During the ship’s thirteenth voyage, described by Captain Moore in his log, Cutty Sark visited three ports: Samarang, Madras and Cocanada. Samarang was by far the worst for health problems. Cutty Sark arrived on 20 August 1882 and the first log entry mentioning illness was on 28 August:
Carpenter caulking outside one hand sailmaking Sailmaker on shore to see a doctor Crew Discharging cargo discharged 2000 cases
Three days later the sailmaker was again ashore to see the doctor. The nature of his illness is not recorded, but he was to remain on the sick list for the rest of the time they were in Samarang. Johan Anderson, an able seaman, was hospitalised for eleven days, and in the log entry below four more men are recorded as laid up.

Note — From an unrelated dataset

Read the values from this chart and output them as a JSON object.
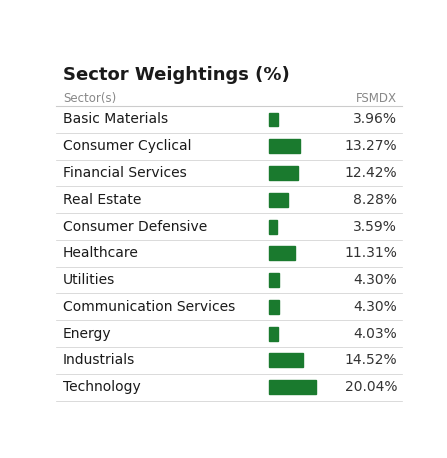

Finished discharging Cargo and took in 20 Tons Ballast also cleaned up dunnage 2 mate & one hand at sails 5 coolies at work Carpenter & Sailmaker & ABraham & O Norman AB laid up
What particular illnesses these men suffered from is not recorded. However the first date medication was bought was on 28 August, the same day the sailmaker visited the doctor. A clue might be found in a receipt from an Apothekers (apothecary) for medical items purchased in Samarang. A translation of the receipt could lead us to the illness suffered by these crew members and any others who visited the doctor. Any Dutch speaking readers with medical knowledge are invited to email us if they are interested in helping out.
Of course not all reports of someone being ‘laid up’ were life threatening, some minor incapacities were entered in the log, describing the affliction such as the carpenter with a bad foot and Oliver Norman with a fever; both at Samarang. Paramore caught a cold in Madras and passed it on to the Second Mate Charles Heins, and Apprentice Jackson had a cut finger, while Apprentice Gordon suffered the effects of a gum boil while they were in Cocanada.
By the time the ship had reached Madras the crew seemed in much better health. The sailmaker, who had been laid up for twenty five days in Samarang, was working again.
The crew comprised six Apprentices and seventeen crew and Officers. Of the Apprentices five were laid up at some point but only six of the rest of the crew got ill. Might we infer from this that most of the seasoned men had developed a degree of resistance to the tropical illnesses?
“I have been a volunteer at Cutty Sark for eighteen years; assisting with school programmes, acting as a tour guide, carrying out surveys for the archival records and, during the conservation project, assisting with the recording of items dismantled and removed from the ship to be preserved and reinstalled. Recently I was asked to research the log of Cutty Sark’s thirteenth voyage, which has formed the basis for this series of blogs. I also write comedy plays for adults as well as plays and pantomimes for children, several of which have been published. The writing stems from forty years of acting and producing plays with amateur dramatic societies.”